Elsewhere on the coordinator front, special teams coordinator Pete Lembo received a well-deserved raise after his unit carried the Gamecocks for large stretches of 2022. South Carolina blocked six kicks on the season, including two blocked punt returns for touchdowns against Georgia State, and also scored a special teams touchdown thanks to a Xavier Legette kickoff return against Texas A&M.
Lembo joined the coaching staff before the 2021 season with a contract of $465,000 per season through 2024, and will now be making $750,000 per year. He also received a one-year extension, running his contract through Dec. 31, 2025. His buyout will now be $400,000 in 2023, $300,000 in 2024, and $100,000 in 2025. Lembo has the same stipulation in his contract as Loggains regarding the buyout not being triggered if he accepted a head coaching job elsewhere.
"The impact that coach Lembo has had in this program and when you look at the national rankings, it was something we wanted to do," Tanner said. "We're hoping that he's the highest-paid guy in the SEC at that position. I can't verify that that's correct, but that was our hope."
The $750,000 salary will indeed make make him not only the highest-paid special teams coordinator in the SEC, but put him in a tie for the second-highest paid special teams coordinator in the nation according to FootballScoop.
The news means that the coordinator pool rose from $2,465,000 to $2,850,000, a $385,000 (15.6 percent) increase from the 2022 coordinator pool.
Offensive line coach Greg Adkins’ contract is set to expire on Dec. 31, a matter that did not come up during the meeting. His current expiring salary is at $550,000 annually.
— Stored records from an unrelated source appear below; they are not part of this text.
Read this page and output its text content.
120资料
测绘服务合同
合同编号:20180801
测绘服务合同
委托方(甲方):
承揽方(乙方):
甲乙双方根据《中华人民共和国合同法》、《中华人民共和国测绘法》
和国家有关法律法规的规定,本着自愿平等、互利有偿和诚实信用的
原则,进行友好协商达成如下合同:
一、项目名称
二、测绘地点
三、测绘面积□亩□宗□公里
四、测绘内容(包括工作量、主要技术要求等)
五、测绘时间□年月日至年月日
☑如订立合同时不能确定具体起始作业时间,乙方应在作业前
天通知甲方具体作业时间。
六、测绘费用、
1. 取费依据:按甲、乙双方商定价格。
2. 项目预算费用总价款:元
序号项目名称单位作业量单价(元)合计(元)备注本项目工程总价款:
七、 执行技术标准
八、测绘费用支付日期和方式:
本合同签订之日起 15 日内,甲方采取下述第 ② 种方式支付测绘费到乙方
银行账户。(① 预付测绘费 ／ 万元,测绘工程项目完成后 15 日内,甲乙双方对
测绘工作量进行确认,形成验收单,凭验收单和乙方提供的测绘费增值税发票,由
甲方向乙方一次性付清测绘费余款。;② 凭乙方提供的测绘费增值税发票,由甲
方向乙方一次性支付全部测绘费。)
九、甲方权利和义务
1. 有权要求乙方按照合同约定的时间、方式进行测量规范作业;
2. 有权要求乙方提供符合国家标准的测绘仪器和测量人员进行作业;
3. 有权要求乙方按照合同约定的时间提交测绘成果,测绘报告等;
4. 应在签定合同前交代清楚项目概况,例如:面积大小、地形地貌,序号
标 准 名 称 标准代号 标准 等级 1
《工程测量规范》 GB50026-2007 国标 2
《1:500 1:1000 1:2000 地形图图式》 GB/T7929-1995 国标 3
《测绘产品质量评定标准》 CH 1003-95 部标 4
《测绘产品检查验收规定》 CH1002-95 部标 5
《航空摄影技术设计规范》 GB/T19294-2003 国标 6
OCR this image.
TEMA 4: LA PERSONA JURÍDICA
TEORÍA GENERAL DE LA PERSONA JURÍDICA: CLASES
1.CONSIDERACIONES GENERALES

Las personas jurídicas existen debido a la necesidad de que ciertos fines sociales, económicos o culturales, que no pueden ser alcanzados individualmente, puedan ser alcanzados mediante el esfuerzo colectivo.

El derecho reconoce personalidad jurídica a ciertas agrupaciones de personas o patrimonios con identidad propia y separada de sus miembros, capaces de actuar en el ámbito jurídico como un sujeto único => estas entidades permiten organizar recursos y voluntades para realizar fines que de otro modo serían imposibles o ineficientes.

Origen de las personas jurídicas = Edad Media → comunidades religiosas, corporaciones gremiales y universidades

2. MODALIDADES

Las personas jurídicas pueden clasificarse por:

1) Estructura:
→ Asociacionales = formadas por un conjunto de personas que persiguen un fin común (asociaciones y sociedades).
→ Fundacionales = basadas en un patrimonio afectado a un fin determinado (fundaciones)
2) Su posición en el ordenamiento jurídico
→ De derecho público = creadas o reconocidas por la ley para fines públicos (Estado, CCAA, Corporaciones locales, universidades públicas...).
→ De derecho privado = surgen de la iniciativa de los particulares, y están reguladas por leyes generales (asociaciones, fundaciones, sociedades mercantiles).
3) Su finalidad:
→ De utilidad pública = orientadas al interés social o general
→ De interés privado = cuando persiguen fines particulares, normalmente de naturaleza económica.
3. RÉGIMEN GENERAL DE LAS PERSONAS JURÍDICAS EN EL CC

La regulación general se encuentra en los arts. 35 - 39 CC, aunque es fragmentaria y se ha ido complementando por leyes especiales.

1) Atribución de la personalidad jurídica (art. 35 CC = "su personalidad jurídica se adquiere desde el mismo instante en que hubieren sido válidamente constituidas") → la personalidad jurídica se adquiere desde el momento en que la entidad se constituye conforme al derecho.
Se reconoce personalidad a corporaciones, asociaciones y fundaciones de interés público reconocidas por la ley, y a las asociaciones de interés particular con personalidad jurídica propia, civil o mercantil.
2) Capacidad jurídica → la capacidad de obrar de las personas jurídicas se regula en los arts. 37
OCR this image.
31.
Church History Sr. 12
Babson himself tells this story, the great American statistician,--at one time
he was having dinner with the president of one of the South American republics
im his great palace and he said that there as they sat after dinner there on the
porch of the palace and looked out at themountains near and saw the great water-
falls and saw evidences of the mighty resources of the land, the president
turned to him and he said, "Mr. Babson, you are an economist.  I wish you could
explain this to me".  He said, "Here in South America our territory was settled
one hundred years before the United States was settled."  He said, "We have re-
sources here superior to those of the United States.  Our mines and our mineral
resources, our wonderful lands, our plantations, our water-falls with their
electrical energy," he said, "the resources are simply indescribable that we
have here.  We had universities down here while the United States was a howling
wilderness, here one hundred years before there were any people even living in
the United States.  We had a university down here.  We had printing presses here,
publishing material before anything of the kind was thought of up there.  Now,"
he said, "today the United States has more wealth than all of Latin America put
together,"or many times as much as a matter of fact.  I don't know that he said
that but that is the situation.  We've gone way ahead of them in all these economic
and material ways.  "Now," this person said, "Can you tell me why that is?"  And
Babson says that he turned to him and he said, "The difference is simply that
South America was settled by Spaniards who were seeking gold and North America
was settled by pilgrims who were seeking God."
Almost the entire remainder of the coaching staff is going into next season with one year left on their respective deals as of now.
As for Shane Beamer's contract, and what this could mean for his own raise and possibly contract extension? Stay tuned on that front, according to Tanner.
"Ongoing conversations," he said. "I can't comment on that at this time, but certainly there's conversations to be had with Coach Beamer. There are cerainly ongoing conversations to be had about Coach Beamer and his future."